In Japan, there have been six waves of the epidemic up to June 2022. The Ct values of the saliva and nasopharyngeal swab samples were compiled every 2 months and analyzed for distribution. Significant decrease in the number of S gene positive samples in March/April 2021, May/June 2021, and January/February 2022 compared to other genes. Detection of the S-gene using the TaqPath SARS‑CoV‑2 real-time PCR detection kit has been reported to be affected by the variant of SARS-CoV-2. This suggests that changes in the prevalent strains in Japan are reflected in the number of positive S-genes [17]. The distributions of Ct values for saliva samples all showed a normal distribution; therefore, saliva samples seem to be a suitable material for intergroup comparisons.  the distribution of Ct values in nasopharyngeal swabs showed a bimodal pattern (Jan/Feb 2021, May/June 2021) or were lower than saliva (July/Aug 2021, Jan/Feb 2022). Although direct rubbing of the growth site captures a large amount of the virus, differences in collection methods at different medical institutions might be apparent in the distribution of the virus. Box-and-whisker analysis showed different distributions of Ct values for each period. The Ct values decreased the most in July/August 2021, during the peak of the delta variant. The delta variant possesses increased transmissibility and decreased vaccine efficacy compared to other variants of concern, such as alpha and beta [18]. In various countries, the omicron variant spread faster than the delta variant [19,20], but the Ct values in January/February 2022 were greater than the Ct values in July/August 2021. This may be related to vaccination coverage in Japan.
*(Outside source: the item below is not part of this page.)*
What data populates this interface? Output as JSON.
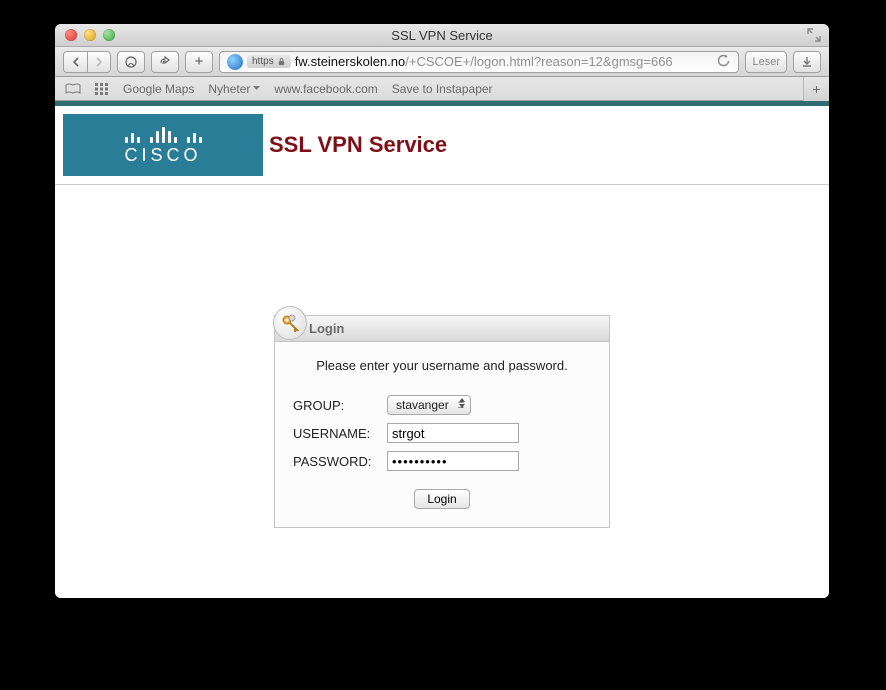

In January/February 2022, the all-age vaccination coverage (second dose) reached 80%, whereas in July/August 2021, it was approximately 40% [21]. The association between vaccination coverage and Ct value is also evident in the age group analysis. The age group analysis by t-test showed no differences in saliva samples, but the nasopharyngeal swab samples in July/August 2021 showed significant differences between the 60–69 age group and the younger age groups. During this time, vaccination coverage was approximately 90% among the elderly and approximately 40% among other age groups [21].

Conclusions

This analysis focused on the Ct values of real-time PCR for comparison between groups. The saliva samples showed a clean normal distribution and seemed to be a suitable sample type for a comparative study of each period. By contrast, nasopharyngeal swabs tended to show more pronounced changes than saliva, although there was some disorder in the distribution. Group comparisons of Ct values for positive samples may indicate vaccine effects other than clinical symptoms.

Acknowledgments

We thank Dr. Kenjiro Kosaki and Dr. Sakae Inoue for their comments on this manuscript.